Part of York County is growing. Part isn’t. Can both agree on what to do about it?

Areas of York County growing at a rapid enough pace to put impact fees on the table won’t get to decide whether to charge those fees. At least not by themselves.

Parts of the county — Fort Mill, Tega Cay, Lake Wylie — are growing seemingly by the day. Others aren’t. Which leaves county leaders with questions when it comes to one of the main ways of addressing the cost of growth.

“It is a part of what we’ve all said, (that) growth management is a big thing for the county and we need to look at all the options and the tools,” said York County Councilman Robert Winkler, who represents York and surrounding areas. “But I do have questions about it, and I’ve had some of my constituents address some of their concerns with me.”

Costs associated with growth include maintaining existing roads and building new ones, police and fire protection services and public education, among others.

Chairman Britt Blackwell, who represents the Rock Hill area, said he gets impact fees as a discussion for the eastern half of the county.

“I agree 100 percent the town of Fort Mill, this really about the only option they have,” he said. “I mean I don’t see that they have any other option.”

But the county is bigger than its eastern half.

“The only other section that would even seem logical to me would be maybe some of the Lake Wylie area. And that’s it, in my mind. Certainly the south side of the county, around York, western half, would make no sense.”

In November, council picked a Maryland-based consultant to come in and study possible impact fees. Development impact fees are charges on new construction. The idea is for incoming community growth to foot more of the bill for public services it will then require. When the Fort Mill school district asked to up its existing $2,500 per home impact fee, the county saw an option to study both theirs and the school district concern.

At its Feb. 5 meeting, council approved spending $95,000 for its part of the combined study, along $55,860 the school district will reimburse for its share. Blackwell said he didn’t want to spend almost $100,000 on a study he would then just vote down, something he sees as a possibility if impact fees can’t be area-specific.

Council William “Bump” Roddey represents part of the Rock Hill and more rural areas. Where he wouldn’t expect growth to impact the county like it does in Fort Mill, Tega Cay and Lake Wylie.

“I don’t think the impact will be the same,” Roddey said.

People looking to build in his district could have a hard time with impact fees blanketed countywide.

“Why wouldn’t I pay less if I have a smaller impact on the area?” Roddey said. “That’s going to be a tough one to crack there, to be fair and equitable.”

Councilman Michael Johnson serves the Fort Mill and Tega Cay areas. The county can’t solve the growth puzzle, he said, until leaders know their options. Starting with money for the study.
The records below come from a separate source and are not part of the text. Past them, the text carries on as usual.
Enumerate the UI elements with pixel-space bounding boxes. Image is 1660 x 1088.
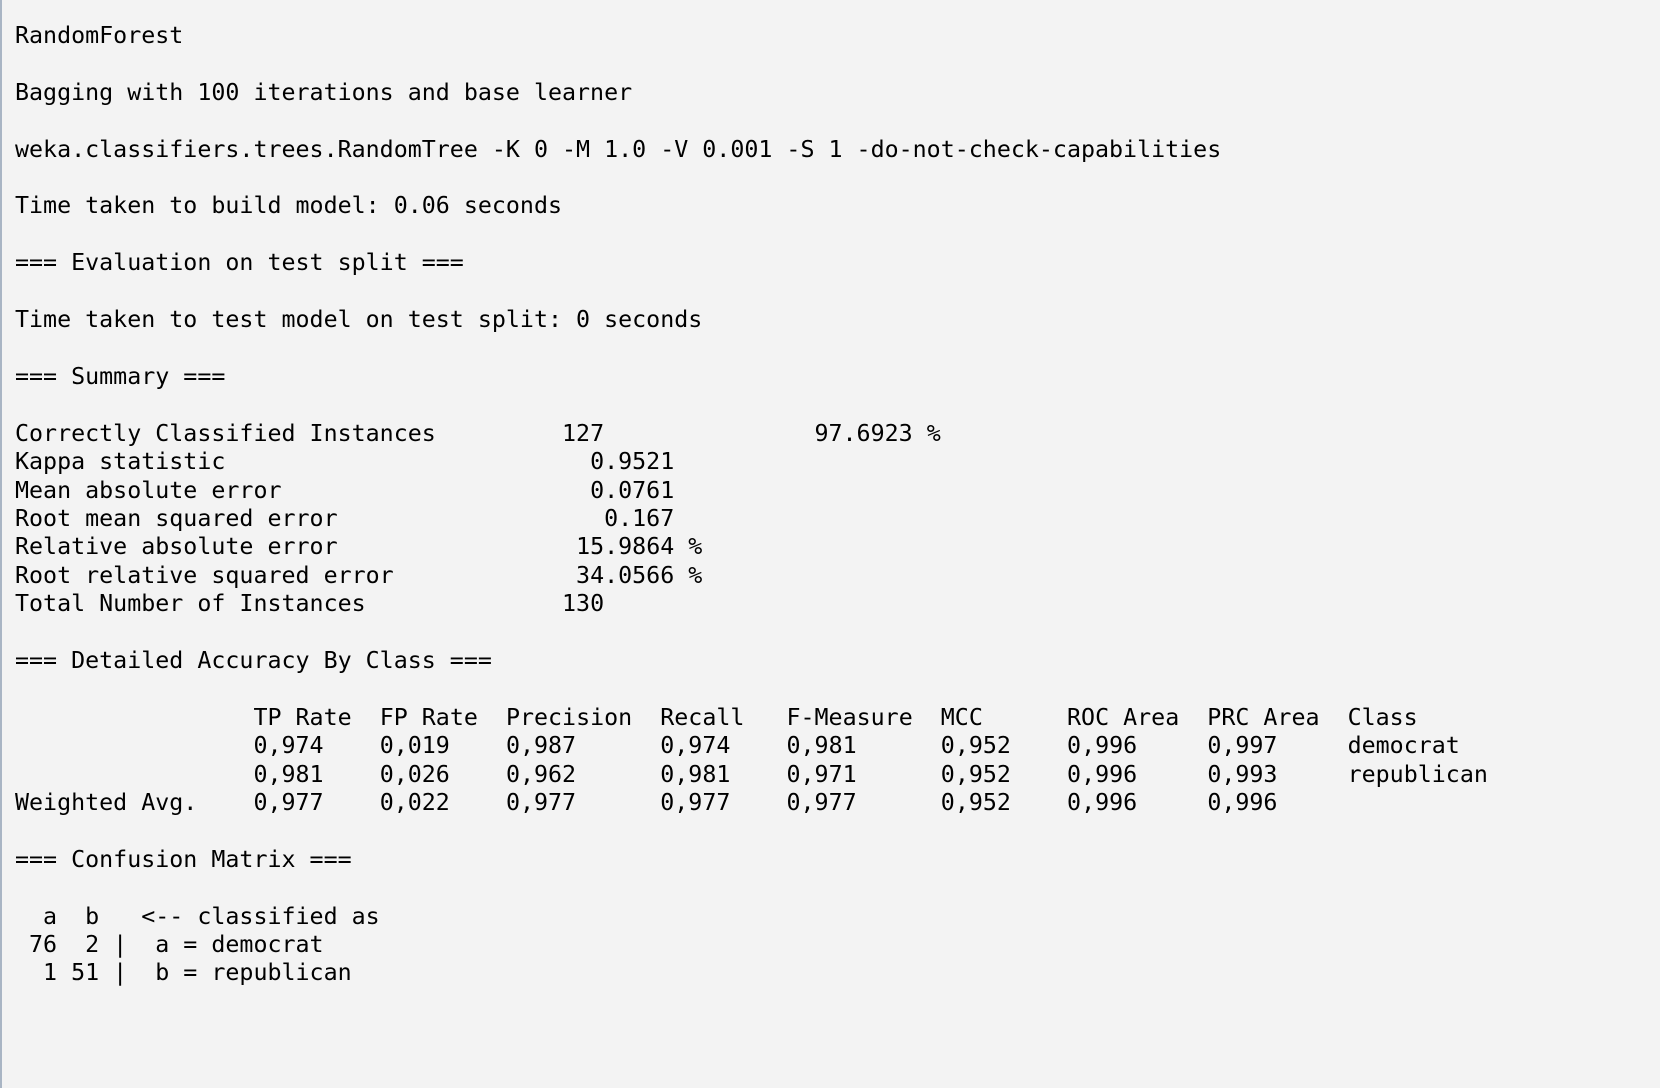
- summary-row: Correctly Classified Instances 127 97.69…: [15, 420, 941, 447]
- confusion-row: 1 51 | b = republican: [15, 959, 352, 987]
- classifier-output-panel[interactable]: RandomForest Bagging with 100 iterations…: [0, 0, 1660, 1088]
- table-cell: 0,019: [379, 732, 450, 760]
- summary-value: 127: [562, 419, 605, 447]
- table-cell: 0,952: [940, 760, 1011, 788]
- confusion-row: 76 2 | a = democrat: [15, 931, 324, 958]
- table-cell: democrat: [1347, 732, 1460, 760]
- table-cell: 0,962: [505, 760, 577, 788]
- table-cell: 0,974: [660, 732, 731, 760]
- accuracy-row: Weighted Avg. 0,977 0,022 0,977 0,977 0,…: [15, 789, 1277, 816]
- table-cell: 0,981: [253, 760, 324, 788]
- summary-label: Relative absolute error: [15, 533, 338, 561]
- summary-label: Mean absolute error: [15, 476, 282, 504]
- summary-percent: 97.6923 %: [814, 419, 941, 447]
- table-cell: 0,026: [379, 760, 450, 788]
- summary-row: Mean absolute error 0.0761: [15, 477, 674, 504]
- accuracy-header-row: TP Rate FP Rate Precision Recall F-Measu…: [15, 703, 1418, 731]
- build-time-line: Time taken to build model: 0.06 seconds: [15, 192, 563, 220]
- table-cell: 0,971: [786, 760, 857, 788]
- table-cell: 0,977: [253, 788, 324, 816]
- summary-row: Relative absolute error 15.9864 %: [15, 533, 702, 560]
- base-learner-line: weka.classifiers.trees.RandomTree -K 0 -…: [15, 135, 1222, 163]
- column-header: FP Rate: [379, 703, 478, 731]
- column-header: TP Rate: [253, 703, 352, 731]
- table-cell: republican: [1347, 760, 1488, 788]
- classifier-output-text: RandomForest Bagging with 100 iterations…: [15, 22, 1488, 988]
- summary-row: Root relative squared error 34.0566 %: [15, 562, 702, 589]
- table-cell: 0,987: [505, 732, 577, 760]
- summary-value: 130: [562, 590, 605, 618]
- summary-value: 0.9521: [590, 448, 675, 476]
- column-header: ROC Area: [1067, 703, 1180, 731]
- table-cell: 0,977: [786, 788, 857, 816]
- column-header: Class: [1347, 703, 1418, 731]
- table-cell: 0,952: [940, 732, 1011, 760]
- table-cell: 0,997: [1207, 732, 1278, 760]
- table-cell: 0,022: [379, 788, 450, 816]
- column-header: Recall: [660, 703, 745, 731]
- column-header: F-Measure: [786, 703, 913, 731]
- row-label: Weighted Avg.: [15, 788, 198, 816]
- summary-row: Total Number of Instances 130: [15, 590, 604, 617]
- table-cell: 0,974: [253, 732, 324, 760]
- column-header: Precision: [505, 703, 633, 731]
- bagging-line: Bagging with 100 iterations and base lea…: [15, 78, 633, 106]
- section-confusion-matrix: === Confusion Matrix ===: [15, 845, 352, 873]
- table-cell: 0,996: [1207, 788, 1278, 816]
- classifier-name: RandomForest: [15, 22, 184, 49]
- test-time-line: Time taken to test model on test split: …: [15, 306, 703, 334]
- column-header: PRC Area: [1207, 703, 1320, 731]
- table-cell: 0,977: [505, 788, 577, 816]
- section-summary: === Summary ===: [15, 362, 226, 390]
- summary-row: Kappa statistic 0.9521: [15, 448, 674, 475]
- summary-value: 15.9864 %: [576, 533, 703, 561]
- accuracy-row: 0,981 0,026 0,962 0,981 0,971 0,952 0,99…: [15, 760, 1488, 788]
- accuracy-row: 0,974 0,019 0,987 0,974 0,981 0,952 0,99…: [15, 732, 1460, 760]
- section-evaluation: === Evaluation on test split ===: [15, 249, 464, 277]
- summary-label: Total Number of Instances: [15, 590, 366, 618]
- table-cell: 0,981: [660, 760, 731, 788]
- summary-label: Root relative squared error: [15, 561, 394, 589]
- summary-value: 34.0566 %: [576, 561, 703, 589]
- table-cell: 0,996: [1067, 788, 1138, 816]
- column-header: MCC: [940, 703, 983, 731]
- summary-value: 0.167: [604, 504, 675, 532]
- summary-row: Root mean squared error 0.167: [15, 505, 674, 532]
- summary-label: Correctly Classified Instances: [15, 419, 436, 447]
- section-detailed-accuracy: === Detailed Accuracy By Class ===: [15, 646, 492, 674]
- table-cell: 0,993: [1207, 760, 1278, 788]
- table-cell: 0,981: [786, 732, 857, 760]
- table-cell: 0,952: [940, 788, 1011, 816]
- confusion-header: a b <-- classified as: [15, 902, 380, 930]
- table-cell: 0,996: [1067, 732, 1138, 760]
- table-cell: 0,996: [1067, 760, 1138, 788]
- summary-value: 0.0761: [590, 476, 675, 504]
- summary-label: Kappa statistic: [15, 448, 226, 476]
- table-cell: 0,977: [660, 788, 731, 816]
- summary-label: Root mean squared error: [15, 504, 338, 532]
“This is going to be a tool that I’m going to use to make a determination on whether or not we need impact fees,” Johnson said. “This is not a predetermined impact fee.”

Johnson, along with Councilwoman Allison Love, who represents Lake Wylie and Clover, said parts of the county that aren’t exploding now might still want to take a hard look at impact fees.

“If you’ve been in Fort Mill, Tega Cay lately, we deserve the opportunity to make sure that’s not recreated all over this county,” Johnson said. “And this may be the tool to stop that.”

Love said high-growth areas would have been better served talking impact fees before they exploded.

“It’s critical to start as early as you can with impact fees,” she said. “Not wait until it’s totally built out and you’re done, and all the people have gotten their foot in the door and then you start trying to put impact fees as a last resort. I hate that Fort Mill didn’t do something earlier.”

She sees it in her district. As Lake Wylie fills, Love said, growth will make its way to Clover.

“We are very impacted by development, and our roads, everything,” she said of Lake Wylie. “The school hasn’t cried out for help yet in Clover, but they will. I think the study will tell us. It’s the fork in the road, and it will tell us which way to go.”

Council members Chad Williams and Christi Cox served wide areas, from high population centers in Fort Mill to more rural spots near Rock Hill. Williams said council has been talking for some time about growth management, and it’s time to at least study it in detail.

“It’s all about making growth pay for growth,” he said. “It’s not punitive. It doesn’t discourage growth. But if you have an impact on our water and sewer, then the growth pays for that impact rather than the citizens. So I think it’s a good idea to study it. I think we owe it to our citizens.”

Cox takes the same view. Council set growth management as its top goal this year for a reason.

“We definitely owe it to our existing residents to look at this and to make sure we’re not forcing them to pay for costs that developers put on the community by what they’re building, and I do think we need to let this expert do their job and look at the situation and give us recommendations,” Cox said.

The county planning commission will work with the consultant, at least through April, ahead of a formal recommendation to council. Council ultimately decides whether impact fees are charged, where, for what uses and at what rate.